Desember 2025, keberatan resmi diajukan kepada atasan PPID. Surat diterima dan distempel. Artinya, secara formal, negara mengetahui adanya dugaan pelanggaran prosedural.
Namun kembali, tidak ada tanggapan substantif. Jika dua tahapan administratif diabaikan, maka persoalan ini bukan lagi tentang teknis surat-menyurat. Ini tentang kepatuhan terhadap hukum.
Sengketa pun diajukan ke Komisi Informasi Provinsi Jawa Barat dan kini resmi diregister.
Registrasi ini menandai bahwa perkara telah memasuki wilayah adjudikasi. Komisi Informasi akan menguji apakah informasi tersebut memang terbuka sebagaimana prinsip umum UU KIP, atau terdapat dasar pengecualian yang sah dan telah melalui uji konsekuensi.
Jika tidak pernah ada uji konsekuensi, maka klaim tertutup kehilangan legitimasi hukumnya.
Perlu ditegaskan: insentif pemungutan pajak adalah bagian dari sistem keuangan daerah.

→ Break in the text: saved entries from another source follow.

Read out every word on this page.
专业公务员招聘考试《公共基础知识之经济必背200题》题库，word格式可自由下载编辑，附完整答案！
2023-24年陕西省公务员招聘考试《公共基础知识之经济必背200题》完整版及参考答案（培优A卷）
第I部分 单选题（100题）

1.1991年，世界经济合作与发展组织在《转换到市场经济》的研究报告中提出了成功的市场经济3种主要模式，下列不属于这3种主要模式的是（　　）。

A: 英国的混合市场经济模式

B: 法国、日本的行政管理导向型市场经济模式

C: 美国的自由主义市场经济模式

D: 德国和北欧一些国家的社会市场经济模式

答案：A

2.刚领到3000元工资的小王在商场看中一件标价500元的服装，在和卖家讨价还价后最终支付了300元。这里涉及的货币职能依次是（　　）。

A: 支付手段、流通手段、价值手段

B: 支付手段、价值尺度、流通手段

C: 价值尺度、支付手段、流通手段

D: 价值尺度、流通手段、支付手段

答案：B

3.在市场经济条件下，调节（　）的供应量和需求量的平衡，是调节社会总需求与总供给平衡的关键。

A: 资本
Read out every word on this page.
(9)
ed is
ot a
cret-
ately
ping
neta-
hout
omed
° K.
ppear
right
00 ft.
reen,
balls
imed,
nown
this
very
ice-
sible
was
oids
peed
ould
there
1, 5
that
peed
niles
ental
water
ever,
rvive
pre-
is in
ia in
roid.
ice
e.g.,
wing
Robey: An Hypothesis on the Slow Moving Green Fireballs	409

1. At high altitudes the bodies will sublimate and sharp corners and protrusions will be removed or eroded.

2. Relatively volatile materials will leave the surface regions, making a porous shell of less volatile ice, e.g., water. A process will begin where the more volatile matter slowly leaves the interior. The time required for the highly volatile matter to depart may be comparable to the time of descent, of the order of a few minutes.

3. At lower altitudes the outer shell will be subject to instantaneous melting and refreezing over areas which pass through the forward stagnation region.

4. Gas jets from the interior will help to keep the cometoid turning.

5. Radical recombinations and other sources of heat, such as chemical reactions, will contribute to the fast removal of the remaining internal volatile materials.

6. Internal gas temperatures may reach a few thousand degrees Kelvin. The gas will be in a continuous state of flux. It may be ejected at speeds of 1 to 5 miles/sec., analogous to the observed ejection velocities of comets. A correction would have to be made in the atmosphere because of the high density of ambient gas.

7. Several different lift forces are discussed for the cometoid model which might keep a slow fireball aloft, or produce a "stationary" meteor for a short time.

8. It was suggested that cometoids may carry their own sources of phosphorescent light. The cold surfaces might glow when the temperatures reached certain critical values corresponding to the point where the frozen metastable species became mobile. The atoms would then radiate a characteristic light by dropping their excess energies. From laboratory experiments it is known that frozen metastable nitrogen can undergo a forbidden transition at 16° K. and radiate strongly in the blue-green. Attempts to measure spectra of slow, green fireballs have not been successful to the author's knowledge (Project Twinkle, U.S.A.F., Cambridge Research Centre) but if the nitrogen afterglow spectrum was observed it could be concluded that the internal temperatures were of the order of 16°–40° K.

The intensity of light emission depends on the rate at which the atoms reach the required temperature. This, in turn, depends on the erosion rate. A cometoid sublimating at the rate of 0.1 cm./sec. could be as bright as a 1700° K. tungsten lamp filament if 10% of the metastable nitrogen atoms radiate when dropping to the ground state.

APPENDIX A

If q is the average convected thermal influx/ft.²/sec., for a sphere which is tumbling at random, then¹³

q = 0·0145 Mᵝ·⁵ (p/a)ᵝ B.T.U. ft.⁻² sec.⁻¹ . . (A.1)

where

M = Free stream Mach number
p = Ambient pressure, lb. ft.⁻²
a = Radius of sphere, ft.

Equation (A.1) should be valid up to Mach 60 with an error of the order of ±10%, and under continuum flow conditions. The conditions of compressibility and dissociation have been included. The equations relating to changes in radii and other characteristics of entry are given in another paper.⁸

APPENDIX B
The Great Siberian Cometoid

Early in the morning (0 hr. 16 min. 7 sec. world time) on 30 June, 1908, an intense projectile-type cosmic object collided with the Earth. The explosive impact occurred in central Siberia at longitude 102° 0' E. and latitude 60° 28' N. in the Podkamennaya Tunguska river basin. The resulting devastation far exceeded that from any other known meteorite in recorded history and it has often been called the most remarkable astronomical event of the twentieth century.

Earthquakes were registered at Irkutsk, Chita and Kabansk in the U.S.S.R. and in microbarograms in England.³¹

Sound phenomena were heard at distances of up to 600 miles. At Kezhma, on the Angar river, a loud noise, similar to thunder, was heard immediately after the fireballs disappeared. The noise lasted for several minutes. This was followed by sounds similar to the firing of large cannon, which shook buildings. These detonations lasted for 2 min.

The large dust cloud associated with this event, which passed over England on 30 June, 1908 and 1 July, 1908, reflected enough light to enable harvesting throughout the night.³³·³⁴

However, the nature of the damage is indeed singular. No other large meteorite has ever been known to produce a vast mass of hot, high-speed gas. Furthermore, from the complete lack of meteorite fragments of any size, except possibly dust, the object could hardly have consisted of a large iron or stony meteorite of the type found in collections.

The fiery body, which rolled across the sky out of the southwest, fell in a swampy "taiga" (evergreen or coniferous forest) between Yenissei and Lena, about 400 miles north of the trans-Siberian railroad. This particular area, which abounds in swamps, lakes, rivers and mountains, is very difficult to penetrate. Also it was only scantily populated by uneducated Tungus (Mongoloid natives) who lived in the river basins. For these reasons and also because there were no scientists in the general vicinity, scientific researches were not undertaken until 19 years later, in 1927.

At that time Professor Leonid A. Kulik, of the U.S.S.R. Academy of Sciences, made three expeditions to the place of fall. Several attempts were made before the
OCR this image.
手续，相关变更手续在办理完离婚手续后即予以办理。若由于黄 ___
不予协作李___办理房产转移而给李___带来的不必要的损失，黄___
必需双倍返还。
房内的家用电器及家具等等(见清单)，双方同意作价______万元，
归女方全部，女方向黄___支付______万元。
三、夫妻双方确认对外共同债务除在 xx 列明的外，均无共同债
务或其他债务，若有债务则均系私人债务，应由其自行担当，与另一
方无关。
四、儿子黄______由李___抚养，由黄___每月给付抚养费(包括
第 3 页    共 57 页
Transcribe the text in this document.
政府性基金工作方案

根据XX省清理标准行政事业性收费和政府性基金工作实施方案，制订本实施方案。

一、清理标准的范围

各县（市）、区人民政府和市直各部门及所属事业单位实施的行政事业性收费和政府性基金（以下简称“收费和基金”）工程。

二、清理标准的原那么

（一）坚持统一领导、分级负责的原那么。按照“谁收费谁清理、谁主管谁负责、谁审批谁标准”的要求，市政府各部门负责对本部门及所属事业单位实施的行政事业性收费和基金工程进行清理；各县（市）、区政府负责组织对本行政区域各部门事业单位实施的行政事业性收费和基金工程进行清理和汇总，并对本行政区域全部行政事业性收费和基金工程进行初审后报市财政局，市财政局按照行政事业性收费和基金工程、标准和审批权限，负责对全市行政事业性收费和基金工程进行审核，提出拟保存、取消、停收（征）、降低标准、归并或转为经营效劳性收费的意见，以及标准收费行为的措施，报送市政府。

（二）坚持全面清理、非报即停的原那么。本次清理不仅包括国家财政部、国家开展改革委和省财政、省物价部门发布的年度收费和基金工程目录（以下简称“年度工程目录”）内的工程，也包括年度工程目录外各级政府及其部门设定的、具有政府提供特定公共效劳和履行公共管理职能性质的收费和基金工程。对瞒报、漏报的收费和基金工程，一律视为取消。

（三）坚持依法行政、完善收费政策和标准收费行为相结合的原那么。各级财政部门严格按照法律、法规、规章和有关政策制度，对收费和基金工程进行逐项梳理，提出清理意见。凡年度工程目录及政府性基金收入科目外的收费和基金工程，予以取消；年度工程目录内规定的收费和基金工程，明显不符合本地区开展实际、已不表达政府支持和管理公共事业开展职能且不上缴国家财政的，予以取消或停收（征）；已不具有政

Ia menyangkut tambahan penghasilan berbasis capaian penerimaan pajak.
Apakah publik tidak berhak tahu bagaimana mekanisme dan distribusinya? Jika tata kelola sudah sesuai aturan, keterbukaan justru memperkuat legitimasi pemerintah. Sebaliknya, ketertutupan tanpa dasar hukum hanya melahirkan pertanyaan. Dan pertanyaan akan selalu mencari jawaban.
Kini, jawabannya akan diuji di ruang sidang Komisi Informasi Provinsi Jawa Barat.
Perkara ini bukan sekadar sengketa dokumen. Ini adalah ujian atas AUPB. Ujian atas komitmen transparansi. Ujian atas integritas tata kelola. Karena dalam negara hukum, yang tidak patuh prosedur akan diuji prosedur. Yang mengabaikan kewajiban akan diminta pertanggungjawaban.
Dan pada akhirnya, sejarah administrasi selalu mencatat satu hal: Kekuasaan boleh memilih diam.Tetapi hukum tidak pernah diam.